Torture Culture (Last Gang)
This legendary Toronto hardcore unit rose from the grave and offered up the spiritual successor to their game-changing 2002 offering Ill Blood. The influence of their work from 15 years ago can't be overstated, but Torture Culture could be the new high point — more focused, diverse and punishingly heavy than ever before.
You're Not You Anymore (Pure Noise/New Damage)
Hamilton unit Counterparts (pictured) have kept up a steady output of melodic hardcore over the years. While You're Not You Anymore finds vocalist Brendan Murphy as the last remaining original member, their sound favours that of their earlier years, albeit more fleshed-out and technical than ever before.
Outsider (New Damage)
They've been together for almost two decades, yet Comeback Kid proved that they're still full of genre-challenging ideas and interesting song structures on Outsider.
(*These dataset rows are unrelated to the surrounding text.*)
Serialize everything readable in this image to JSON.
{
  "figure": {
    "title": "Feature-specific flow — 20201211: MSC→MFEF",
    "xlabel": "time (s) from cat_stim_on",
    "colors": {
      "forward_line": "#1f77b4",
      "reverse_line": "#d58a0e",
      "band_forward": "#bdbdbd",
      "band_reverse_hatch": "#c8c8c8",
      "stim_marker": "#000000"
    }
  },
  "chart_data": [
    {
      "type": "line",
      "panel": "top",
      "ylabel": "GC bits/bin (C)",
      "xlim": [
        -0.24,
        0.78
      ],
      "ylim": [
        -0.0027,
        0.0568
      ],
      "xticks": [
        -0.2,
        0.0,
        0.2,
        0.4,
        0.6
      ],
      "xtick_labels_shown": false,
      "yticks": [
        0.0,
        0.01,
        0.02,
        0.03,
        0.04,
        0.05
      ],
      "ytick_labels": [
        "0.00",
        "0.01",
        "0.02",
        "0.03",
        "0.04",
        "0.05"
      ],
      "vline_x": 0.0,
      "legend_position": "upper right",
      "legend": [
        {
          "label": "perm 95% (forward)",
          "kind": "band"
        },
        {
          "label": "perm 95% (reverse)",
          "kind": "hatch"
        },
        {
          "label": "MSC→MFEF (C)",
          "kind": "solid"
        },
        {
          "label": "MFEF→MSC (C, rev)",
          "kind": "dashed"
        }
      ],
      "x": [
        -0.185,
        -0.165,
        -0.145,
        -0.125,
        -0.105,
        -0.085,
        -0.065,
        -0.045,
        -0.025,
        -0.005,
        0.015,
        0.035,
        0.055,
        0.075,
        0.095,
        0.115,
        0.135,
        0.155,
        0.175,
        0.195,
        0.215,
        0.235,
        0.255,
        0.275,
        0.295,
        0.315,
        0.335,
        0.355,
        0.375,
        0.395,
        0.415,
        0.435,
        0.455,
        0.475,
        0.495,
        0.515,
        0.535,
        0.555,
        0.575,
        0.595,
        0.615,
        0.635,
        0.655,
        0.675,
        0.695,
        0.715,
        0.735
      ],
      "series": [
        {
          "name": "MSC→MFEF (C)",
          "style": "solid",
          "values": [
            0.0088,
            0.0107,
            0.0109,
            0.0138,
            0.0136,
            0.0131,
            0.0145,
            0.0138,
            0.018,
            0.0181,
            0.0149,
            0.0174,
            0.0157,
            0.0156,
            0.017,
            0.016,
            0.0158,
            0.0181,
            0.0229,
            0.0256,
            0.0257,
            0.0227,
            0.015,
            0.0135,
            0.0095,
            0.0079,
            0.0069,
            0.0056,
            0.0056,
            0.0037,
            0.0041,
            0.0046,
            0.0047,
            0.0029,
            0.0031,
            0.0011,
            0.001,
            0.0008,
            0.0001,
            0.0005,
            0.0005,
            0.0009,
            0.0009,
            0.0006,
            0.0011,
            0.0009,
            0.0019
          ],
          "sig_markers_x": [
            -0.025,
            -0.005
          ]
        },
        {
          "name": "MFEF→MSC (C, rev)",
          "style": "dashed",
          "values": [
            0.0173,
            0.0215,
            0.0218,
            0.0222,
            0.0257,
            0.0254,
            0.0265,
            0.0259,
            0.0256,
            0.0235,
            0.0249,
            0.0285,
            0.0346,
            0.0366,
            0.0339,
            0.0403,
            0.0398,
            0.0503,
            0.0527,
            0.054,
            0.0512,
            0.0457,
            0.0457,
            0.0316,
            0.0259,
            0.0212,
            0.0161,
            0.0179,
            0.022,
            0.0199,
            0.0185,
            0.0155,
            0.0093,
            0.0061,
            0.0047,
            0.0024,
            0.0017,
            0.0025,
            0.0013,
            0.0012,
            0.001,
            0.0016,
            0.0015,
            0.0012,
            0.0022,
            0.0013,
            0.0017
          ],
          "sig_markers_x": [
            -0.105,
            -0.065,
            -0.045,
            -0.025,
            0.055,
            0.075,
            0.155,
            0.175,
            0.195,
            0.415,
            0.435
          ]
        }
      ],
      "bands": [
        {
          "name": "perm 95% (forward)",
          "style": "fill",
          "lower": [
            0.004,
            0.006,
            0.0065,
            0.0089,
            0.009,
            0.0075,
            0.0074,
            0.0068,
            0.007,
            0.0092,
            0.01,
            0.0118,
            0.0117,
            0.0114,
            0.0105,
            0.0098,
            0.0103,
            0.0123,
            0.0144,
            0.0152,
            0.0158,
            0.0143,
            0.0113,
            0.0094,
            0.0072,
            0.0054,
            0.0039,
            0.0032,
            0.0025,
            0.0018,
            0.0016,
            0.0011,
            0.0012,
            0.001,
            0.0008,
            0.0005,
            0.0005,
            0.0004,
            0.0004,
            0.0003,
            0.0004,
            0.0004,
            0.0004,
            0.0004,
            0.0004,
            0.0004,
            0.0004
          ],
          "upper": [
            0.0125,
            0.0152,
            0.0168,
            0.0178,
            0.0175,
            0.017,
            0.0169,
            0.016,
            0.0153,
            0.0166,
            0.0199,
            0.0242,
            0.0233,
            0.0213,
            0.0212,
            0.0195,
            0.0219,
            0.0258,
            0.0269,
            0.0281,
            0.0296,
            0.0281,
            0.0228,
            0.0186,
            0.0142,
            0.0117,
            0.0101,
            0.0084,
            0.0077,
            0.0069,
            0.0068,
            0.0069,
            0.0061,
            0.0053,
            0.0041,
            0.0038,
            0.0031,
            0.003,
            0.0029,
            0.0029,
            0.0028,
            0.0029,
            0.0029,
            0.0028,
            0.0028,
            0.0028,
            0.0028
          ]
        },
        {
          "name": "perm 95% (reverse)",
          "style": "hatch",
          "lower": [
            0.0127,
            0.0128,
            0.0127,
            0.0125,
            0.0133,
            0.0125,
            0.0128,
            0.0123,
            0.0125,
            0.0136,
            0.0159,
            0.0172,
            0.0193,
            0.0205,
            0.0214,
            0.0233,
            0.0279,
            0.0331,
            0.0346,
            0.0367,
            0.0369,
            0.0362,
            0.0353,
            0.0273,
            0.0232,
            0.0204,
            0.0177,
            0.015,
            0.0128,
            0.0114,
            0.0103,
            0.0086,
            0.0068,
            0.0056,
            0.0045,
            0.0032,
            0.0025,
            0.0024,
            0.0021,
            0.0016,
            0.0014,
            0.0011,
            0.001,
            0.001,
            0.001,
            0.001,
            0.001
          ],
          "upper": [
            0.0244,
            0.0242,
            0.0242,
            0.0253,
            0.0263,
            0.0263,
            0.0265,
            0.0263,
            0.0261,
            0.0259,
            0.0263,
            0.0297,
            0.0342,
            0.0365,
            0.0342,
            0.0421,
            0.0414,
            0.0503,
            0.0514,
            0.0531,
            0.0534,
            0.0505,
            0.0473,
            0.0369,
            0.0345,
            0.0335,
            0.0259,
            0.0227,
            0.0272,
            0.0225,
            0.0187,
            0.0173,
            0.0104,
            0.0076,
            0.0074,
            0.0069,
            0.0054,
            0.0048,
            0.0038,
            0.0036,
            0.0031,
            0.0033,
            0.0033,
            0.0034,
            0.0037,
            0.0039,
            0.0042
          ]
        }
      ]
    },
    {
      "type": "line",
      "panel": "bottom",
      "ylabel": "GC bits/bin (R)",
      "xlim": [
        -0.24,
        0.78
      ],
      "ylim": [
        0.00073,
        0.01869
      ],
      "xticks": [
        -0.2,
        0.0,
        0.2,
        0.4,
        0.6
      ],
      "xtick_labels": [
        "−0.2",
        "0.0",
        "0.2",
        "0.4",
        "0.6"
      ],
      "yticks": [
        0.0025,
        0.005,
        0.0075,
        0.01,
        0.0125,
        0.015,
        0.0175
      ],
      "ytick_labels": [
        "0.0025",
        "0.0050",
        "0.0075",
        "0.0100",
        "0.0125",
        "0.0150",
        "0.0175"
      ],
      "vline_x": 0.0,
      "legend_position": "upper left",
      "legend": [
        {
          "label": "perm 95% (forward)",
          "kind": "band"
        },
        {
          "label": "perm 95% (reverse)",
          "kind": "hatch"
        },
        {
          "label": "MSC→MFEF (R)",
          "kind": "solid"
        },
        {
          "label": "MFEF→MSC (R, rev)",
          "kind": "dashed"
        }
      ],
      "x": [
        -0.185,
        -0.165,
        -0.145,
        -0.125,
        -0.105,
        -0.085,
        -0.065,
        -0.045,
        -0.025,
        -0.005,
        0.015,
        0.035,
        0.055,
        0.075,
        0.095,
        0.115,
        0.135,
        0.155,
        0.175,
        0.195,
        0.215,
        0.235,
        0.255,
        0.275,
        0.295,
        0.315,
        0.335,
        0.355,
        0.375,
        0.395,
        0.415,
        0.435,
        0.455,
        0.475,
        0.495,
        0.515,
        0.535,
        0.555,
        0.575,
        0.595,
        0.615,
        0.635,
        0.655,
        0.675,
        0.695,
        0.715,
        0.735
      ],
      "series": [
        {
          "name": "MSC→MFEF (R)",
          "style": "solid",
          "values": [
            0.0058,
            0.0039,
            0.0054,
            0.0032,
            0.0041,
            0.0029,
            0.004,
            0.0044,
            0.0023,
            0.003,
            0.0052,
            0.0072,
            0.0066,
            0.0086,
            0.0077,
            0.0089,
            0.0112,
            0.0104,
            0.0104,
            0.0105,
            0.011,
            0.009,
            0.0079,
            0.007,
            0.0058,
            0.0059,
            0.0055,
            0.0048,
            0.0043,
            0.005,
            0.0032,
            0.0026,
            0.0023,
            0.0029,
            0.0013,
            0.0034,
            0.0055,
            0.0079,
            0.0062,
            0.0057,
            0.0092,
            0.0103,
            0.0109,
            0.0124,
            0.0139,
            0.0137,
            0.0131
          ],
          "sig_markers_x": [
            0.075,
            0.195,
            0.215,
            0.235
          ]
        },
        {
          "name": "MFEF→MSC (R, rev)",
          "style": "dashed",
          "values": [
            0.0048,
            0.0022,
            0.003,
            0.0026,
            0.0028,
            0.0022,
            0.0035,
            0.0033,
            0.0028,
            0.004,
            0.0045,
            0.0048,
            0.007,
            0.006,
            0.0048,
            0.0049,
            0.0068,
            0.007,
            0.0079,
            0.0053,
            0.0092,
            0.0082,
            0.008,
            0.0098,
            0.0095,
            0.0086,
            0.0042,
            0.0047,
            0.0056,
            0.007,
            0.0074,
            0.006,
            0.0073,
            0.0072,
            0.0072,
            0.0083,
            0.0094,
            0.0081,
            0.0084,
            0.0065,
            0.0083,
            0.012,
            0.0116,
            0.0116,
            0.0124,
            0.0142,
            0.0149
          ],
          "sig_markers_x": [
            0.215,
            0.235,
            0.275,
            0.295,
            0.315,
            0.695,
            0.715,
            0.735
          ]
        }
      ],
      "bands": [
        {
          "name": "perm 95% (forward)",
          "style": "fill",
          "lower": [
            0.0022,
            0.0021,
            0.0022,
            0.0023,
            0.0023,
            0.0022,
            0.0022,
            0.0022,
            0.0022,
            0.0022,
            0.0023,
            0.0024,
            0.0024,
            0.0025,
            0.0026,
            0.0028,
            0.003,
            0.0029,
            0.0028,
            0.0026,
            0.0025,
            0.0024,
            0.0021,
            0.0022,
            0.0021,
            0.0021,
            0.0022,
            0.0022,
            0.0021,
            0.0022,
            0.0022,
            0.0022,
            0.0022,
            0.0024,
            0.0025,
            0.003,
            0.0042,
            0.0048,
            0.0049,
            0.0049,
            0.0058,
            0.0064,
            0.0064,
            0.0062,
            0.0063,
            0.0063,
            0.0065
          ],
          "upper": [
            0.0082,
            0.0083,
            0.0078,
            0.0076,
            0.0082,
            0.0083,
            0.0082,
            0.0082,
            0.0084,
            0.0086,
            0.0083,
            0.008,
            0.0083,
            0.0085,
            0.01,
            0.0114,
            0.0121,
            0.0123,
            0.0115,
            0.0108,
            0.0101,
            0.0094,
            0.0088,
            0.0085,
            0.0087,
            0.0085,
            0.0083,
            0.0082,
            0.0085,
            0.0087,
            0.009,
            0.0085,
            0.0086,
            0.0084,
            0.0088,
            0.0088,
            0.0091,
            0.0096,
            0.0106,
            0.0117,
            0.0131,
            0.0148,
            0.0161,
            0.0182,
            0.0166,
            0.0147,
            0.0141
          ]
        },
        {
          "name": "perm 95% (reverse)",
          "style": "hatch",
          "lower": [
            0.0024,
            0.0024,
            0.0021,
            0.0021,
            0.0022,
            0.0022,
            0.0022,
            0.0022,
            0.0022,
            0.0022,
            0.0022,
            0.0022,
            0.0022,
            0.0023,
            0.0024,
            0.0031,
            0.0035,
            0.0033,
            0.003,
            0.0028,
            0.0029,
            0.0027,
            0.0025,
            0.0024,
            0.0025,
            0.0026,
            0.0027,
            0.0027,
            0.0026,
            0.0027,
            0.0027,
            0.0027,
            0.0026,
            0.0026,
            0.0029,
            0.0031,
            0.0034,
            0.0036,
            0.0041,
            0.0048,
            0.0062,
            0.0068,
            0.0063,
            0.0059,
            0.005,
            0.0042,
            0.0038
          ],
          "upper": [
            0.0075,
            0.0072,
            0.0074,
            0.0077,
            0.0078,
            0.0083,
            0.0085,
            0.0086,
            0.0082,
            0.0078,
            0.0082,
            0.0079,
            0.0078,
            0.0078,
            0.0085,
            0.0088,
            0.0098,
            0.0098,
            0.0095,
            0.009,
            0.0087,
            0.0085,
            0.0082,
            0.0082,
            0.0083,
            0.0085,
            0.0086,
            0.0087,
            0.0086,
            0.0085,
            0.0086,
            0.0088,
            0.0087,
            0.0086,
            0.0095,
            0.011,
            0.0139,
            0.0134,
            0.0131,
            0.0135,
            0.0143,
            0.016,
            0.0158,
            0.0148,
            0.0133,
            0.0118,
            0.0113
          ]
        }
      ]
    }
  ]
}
Blending melodic elements flawlessly with the breakneck riffing they are best known for, they've concocted a compelling medley that serves as a breath of fresh air.
Victory Lap (Epitaph)
The storied Winnipeg unit's latest offering comes as a much-needed reality check, packed with poignant and politically charged anthems that also sonically reflect the band's maturity. Not only do Propagandhi maintain the energy and aggression of their earlier work, but with each release comes additional layers of depth.
No Cure For Death (Southern Lord)
Fronting hardcore supergroup SECT is Chris Colohan, bringing his unmistakable gnarled vocals — which fans of Cursed know and love — to the crushing vegan straight-edge beatdown of No Cure For Death. Few records come as close to this in terms of sheer aggression, in no small part due to Colohan's stellar delivery across this dense and absolutely feral set.